The team said though the threat of these viruses to the population had not been confirmed, the discovery was a breakthrough that would help to diagnose yet-unknown fever cases in the country.

The Director, Nigeria Centre for Disease Control, Abuja, Prof. Abdulsalami Nasidi, has also described the discovery as a major breakthrough for Nigerian scientists.

The team was led by a Professor of Molecular Biology and Genomics, Dr. Christian Happi. Happi is the Director, African Centre of Excellence for Genomics of Infectious Diseases, Redeemer’s University, Mowe, Ogun State.

The scientists named the viruses Ekpoma virus-1 (EKV-1) and Ekpoma virus-2 (EKV-2), after the region in Edo State where they investigated cases of individuals that had the virus in them.

The study population consisted of men and women from all age groups and socioeconomic backgrounds living in and around Irrua, which is close to Ekpoma.

The discovery was published on Wednesday in an article titled ‘Discovery of Novel Rhabdoviruses in the Blood of Healthy Individuals from West Africa” in the PLOS Neglected Tropical Diseases journal.

The scientists said the discovery was possible through the use of the “next-generation sequencing,” a high-throughput method for sequencing DNA and RNA, which has the potential to transform virus discovery because it does not depend on culturing the pathogen or a prior knowledge of the pathogen’s nucleic acid sequence.

A part of the article read, “We used next-generation sequencing to identify RNA viruses present in the blood of patients with unexplained fever, as well as apparently healthy individuals in a peri-urban community in Nigeria.
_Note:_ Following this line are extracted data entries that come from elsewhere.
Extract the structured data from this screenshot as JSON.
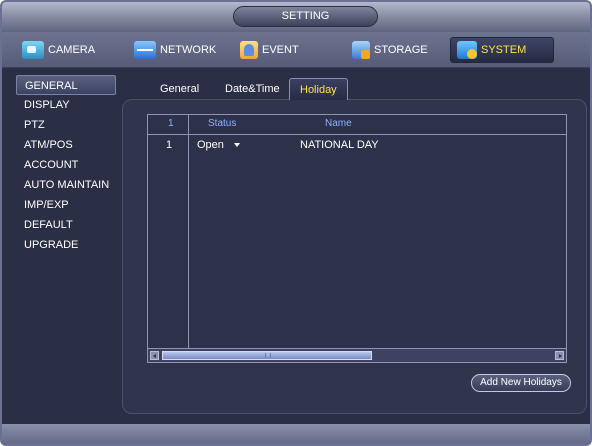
{
  "window": {
    "title": "SETTING"
  },
  "main_tabs": [
    {
      "label": "CAMERA",
      "icon": "camera-icon",
      "active": false
    },
    {
      "label": "NETWORK",
      "icon": "network-icon",
      "active": false
    },
    {
      "label": "EVENT",
      "icon": "event-icon",
      "active": false
    },
    {
      "label": "STORAGE",
      "icon": "storage-icon",
      "active": false
    },
    {
      "label": "SYSTEM",
      "icon": "system-icon",
      "active": true
    }
  ],
  "left_menu": [
    {
      "label": "GENERAL",
      "active": true
    },
    {
      "label": "DISPLAY",
      "active": false
    },
    {
      "label": "PTZ",
      "active": false
    },
    {
      "label": "ATM/POS",
      "active": false
    },
    {
      "label": "ACCOUNT",
      "active": false
    },
    {
      "label": "AUTO MAINTAIN",
      "active": false
    },
    {
      "label": "IMP/EXP",
      "active": false
    },
    {
      "label": "DEFAULT",
      "active": false
    },
    {
      "label": "UPGRADE",
      "active": false
    }
  ],
  "sub_tabs": [
    {
      "label": "General",
      "active": false
    },
    {
      "label": "Date&Time",
      "active": false
    },
    {
      "label": "Holiday",
      "active": true
    }
  ],
  "table": {
    "header": {
      "index": "1",
      "status": "Status",
      "name": "Name"
    },
    "rows": [
      {
        "index": "1",
        "status": "Open",
        "name": "NATIONAL DAY"
      }
    ]
  },
  "buttons": {
    "add_label": "Add New Holidays"
  },
  "colors": {
    "accent": "#ffe14a",
    "header_text": "#8fb3ff",
    "background": "#2b2f45"
  }
}
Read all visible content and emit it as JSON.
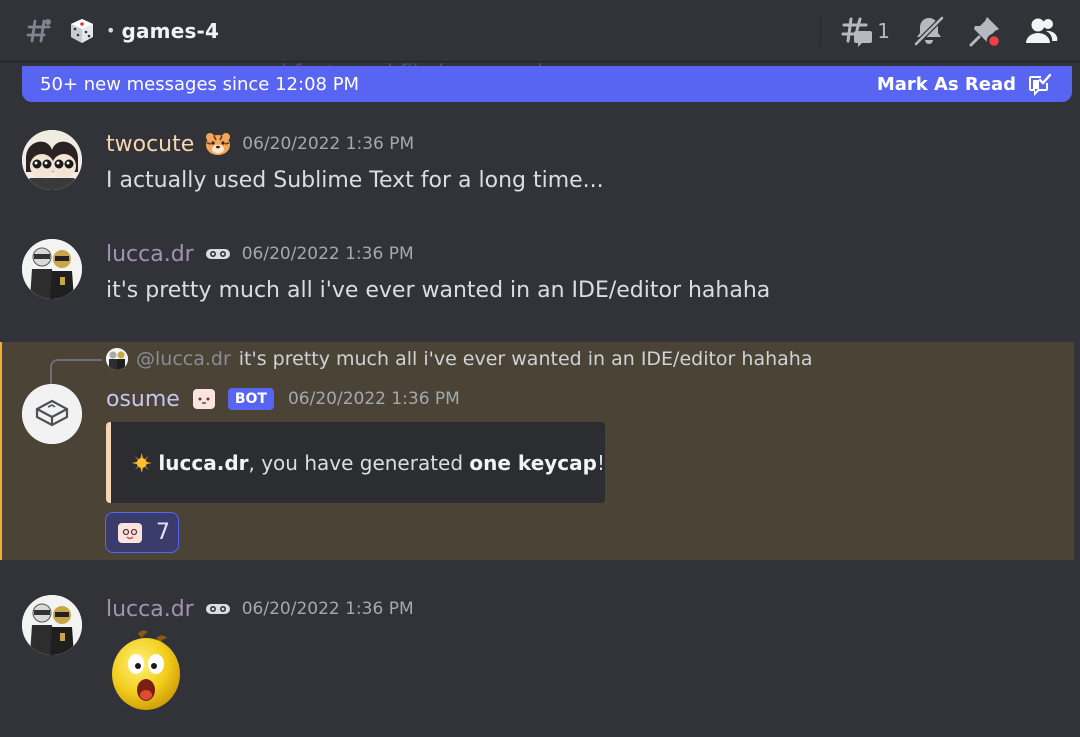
{
  "channel": {
    "name": "games-4",
    "separator": "•",
    "thread_count": "1"
  },
  "new_messages_bar": {
    "text": "50+ new messages since 12:08 PM",
    "mark_read_label": "Mark As Read",
    "ghost_text": "...s and fonts and file icons packs"
  },
  "messages": [
    {
      "username": "twocute",
      "username_color": "#f5d6ae",
      "timestamp": "06/20/2022 1:36 PM",
      "content": "I actually used Sublime Text for a long time..."
    },
    {
      "username": "lucca.dr",
      "username_color": "#a393b2",
      "timestamp": "06/20/2022 1:36 PM",
      "content": "it's pretty much all i've ever wanted in an IDE/editor hahaha"
    },
    {
      "username": "osume",
      "username_color": "#c9c4f5",
      "bot_tag": "BOT",
      "timestamp": "06/20/2022 1:36 PM",
      "reply": {
        "user": "@lucca.dr",
        "text": "it's pretty much all i've ever wanted in an IDE/editor hahaha"
      },
      "embed": {
        "bold_user": "lucca.dr",
        "middle": ", you have generated ",
        "bold_item": "one keycap",
        "end": "!"
      },
      "reaction": {
        "count": "7"
      }
    },
    {
      "username": "lucca.dr",
      "username_color": "#a393b2",
      "timestamp": "06/20/2022 1:36 PM",
      "content": ""
    }
  ],
  "colors": {
    "background": "#313338",
    "accent": "#5865f2",
    "mention_highlight": "#4b4436",
    "mention_border": "#f0b132"
  }
}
We found several well-characterised viruses in the blood of the febrile patients, including HIV-1, hepatitis B and C, as well as Lassa virus. We also discovered two novel rhabdoviruses in the blood of two apparently healthy (afebrile) females, which we named Ekpoma virus-1 and Ekpoma virus-2.

“Our results suggest that such rhabdovirus infections could be common, and may not necessarily cause overt disease. The identification of viral nucleic acid sequences in apparently healthy individuals highlights the need for a broader understanding of all viruses infecting humans as we increase efforts to identify viruses causing human disease.”
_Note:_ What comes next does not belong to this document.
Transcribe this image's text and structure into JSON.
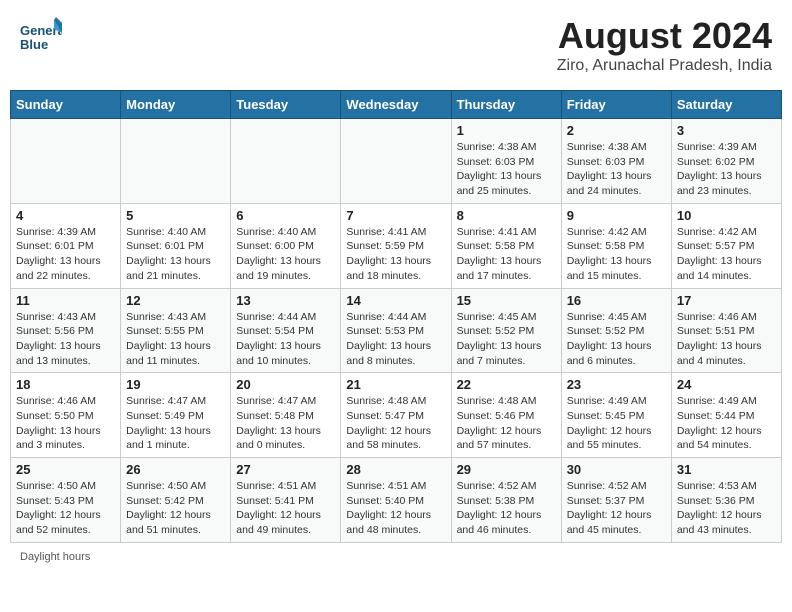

In a telephone interview with our correspondent on Wednesday, Happi said, “This discovery points to the fact that the genomics for pathogen discovery platform that we have set up at Redeemer’s University is rapidly advancing health Sciences in Africa.”
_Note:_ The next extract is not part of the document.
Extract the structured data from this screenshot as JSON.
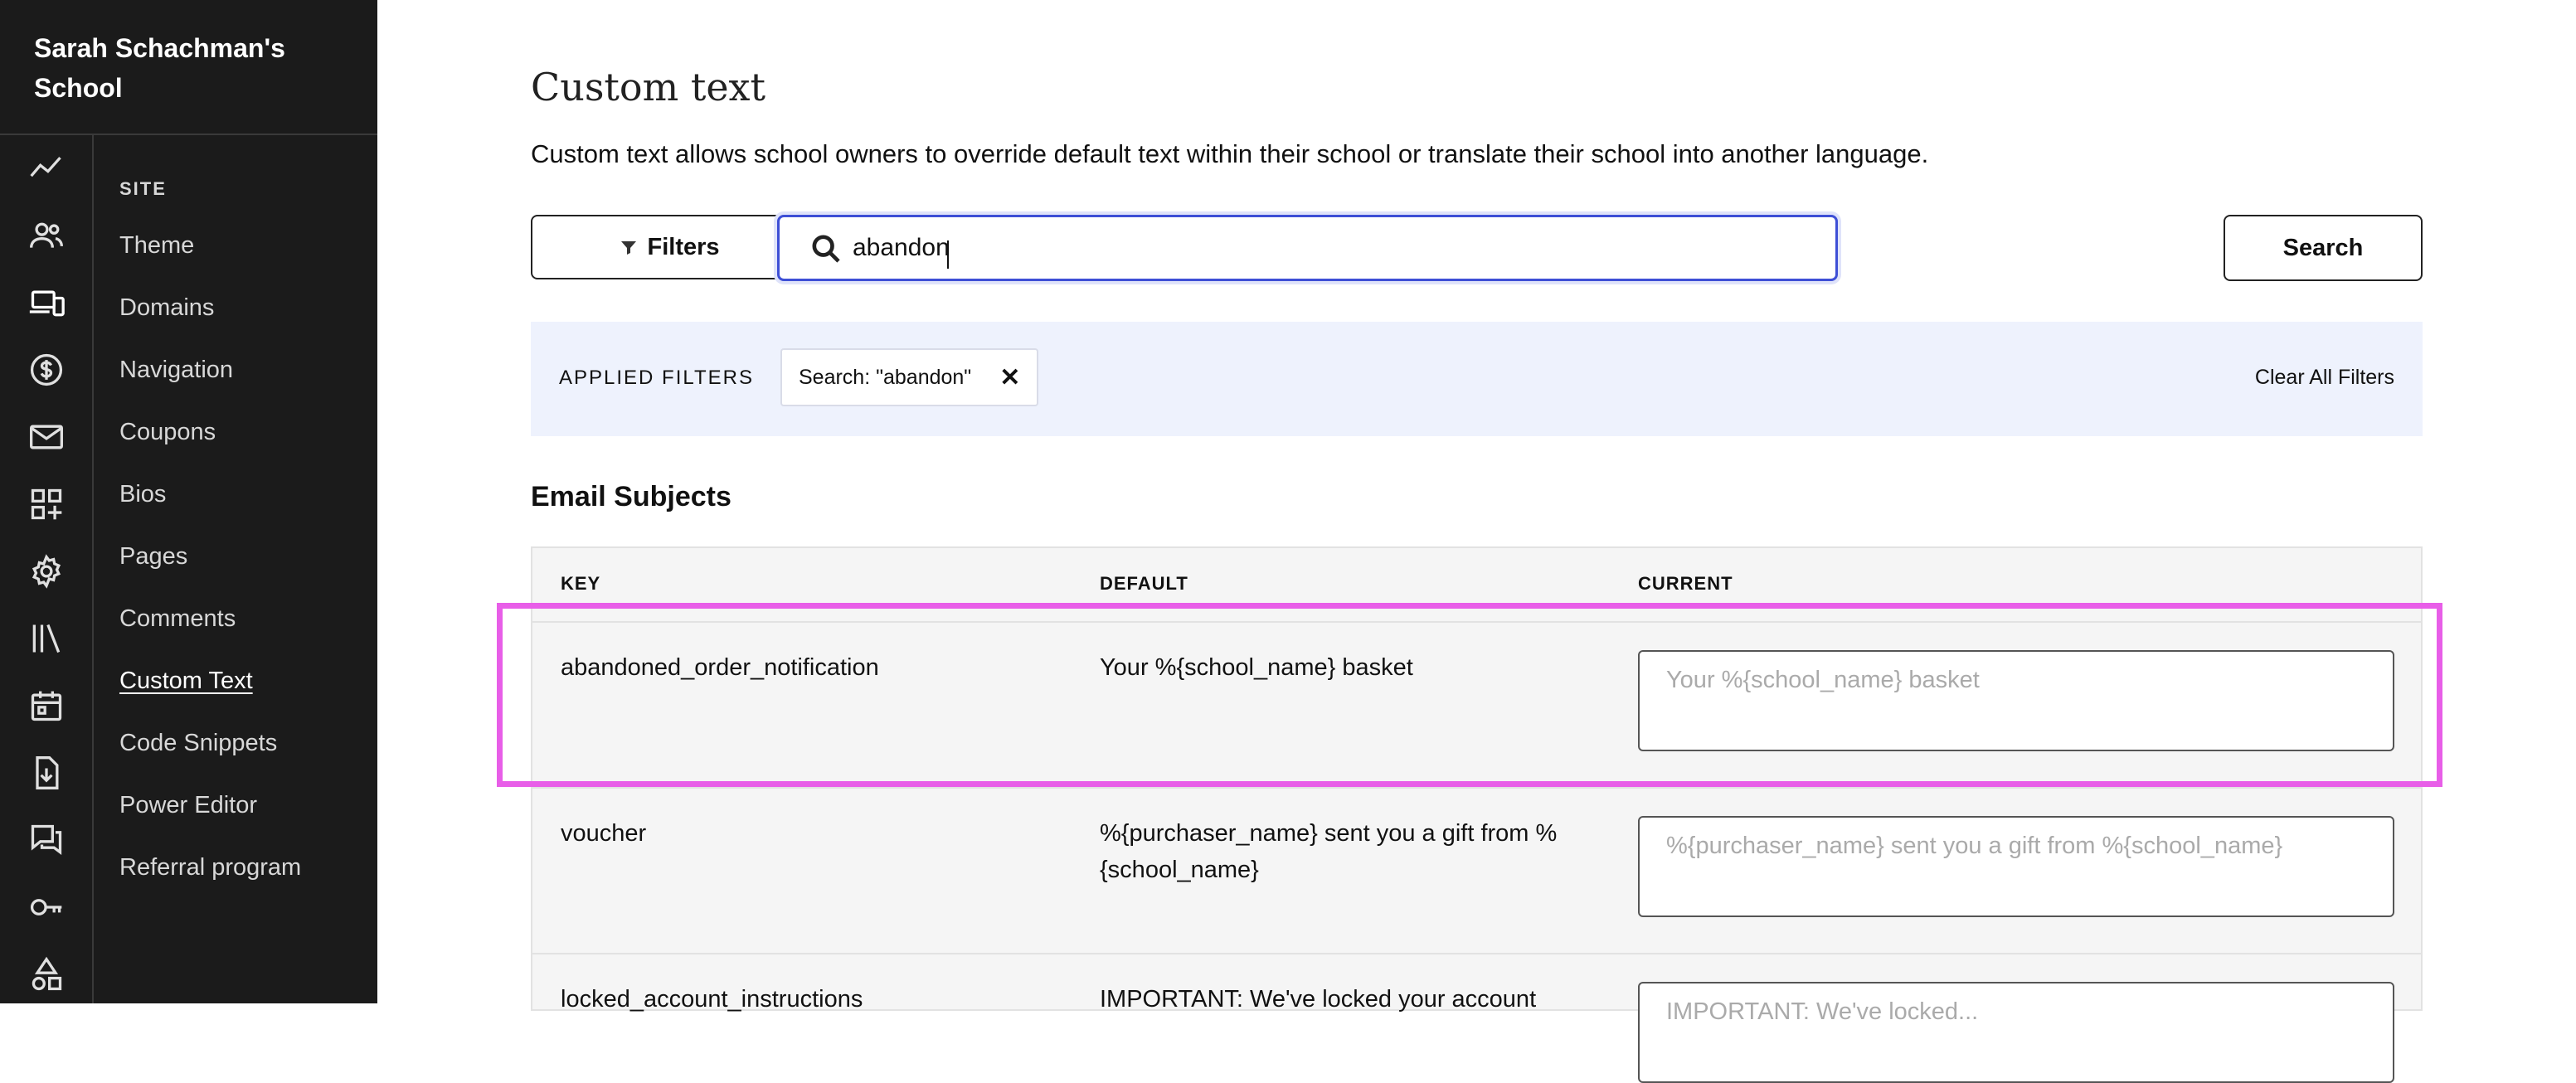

He further said, “These two new viruses are also related to rabies, which is a very dangerous disease. The discovery also shows clearly that there are a lot of potentially dangerous viruses circulating around that science has not yet discovered and there is no diagnosis yet. Once we discovered these new viruses, we went to do proper diagnosis.

“We have not yet confirmed the threat to the population but what this means is that there are viruses which could be causing diseases outbreak in the country that we don’t know anything about. We could potentially have disease outbreak in the country due to viruses that we don’t know anything about.

“It’s important that the ministry of health should work with us to put in place a surveillance system so that we should be able to identify the pathogens that are responsible for some unknown causes of fever. Also, not only we would know the pathogens responsible for fever cases, but we should be able to discover new viruses that could be potential threat to the population.”

Nasidi said the viruses do not pose any immediate threat to the populace.

He said, “There is no potential threat to the country from these viruses for now. The federal ministry of health is giving this discovery serious attention and we commend the scientists and the group that worked with them. So, our government should listen to Nigerian scientists, we are now capable and competing with international counterparts. Before we didn’t have the capabilities, so this discovery is very significant for us.

“It means that we are putting in place in the country capabilities to be able, not only to detect diseases, but also to discover their causes; that is empowering our research centres. As I am talking to you, we are working on establishing our national reference laboratory that would be based in Abuja.”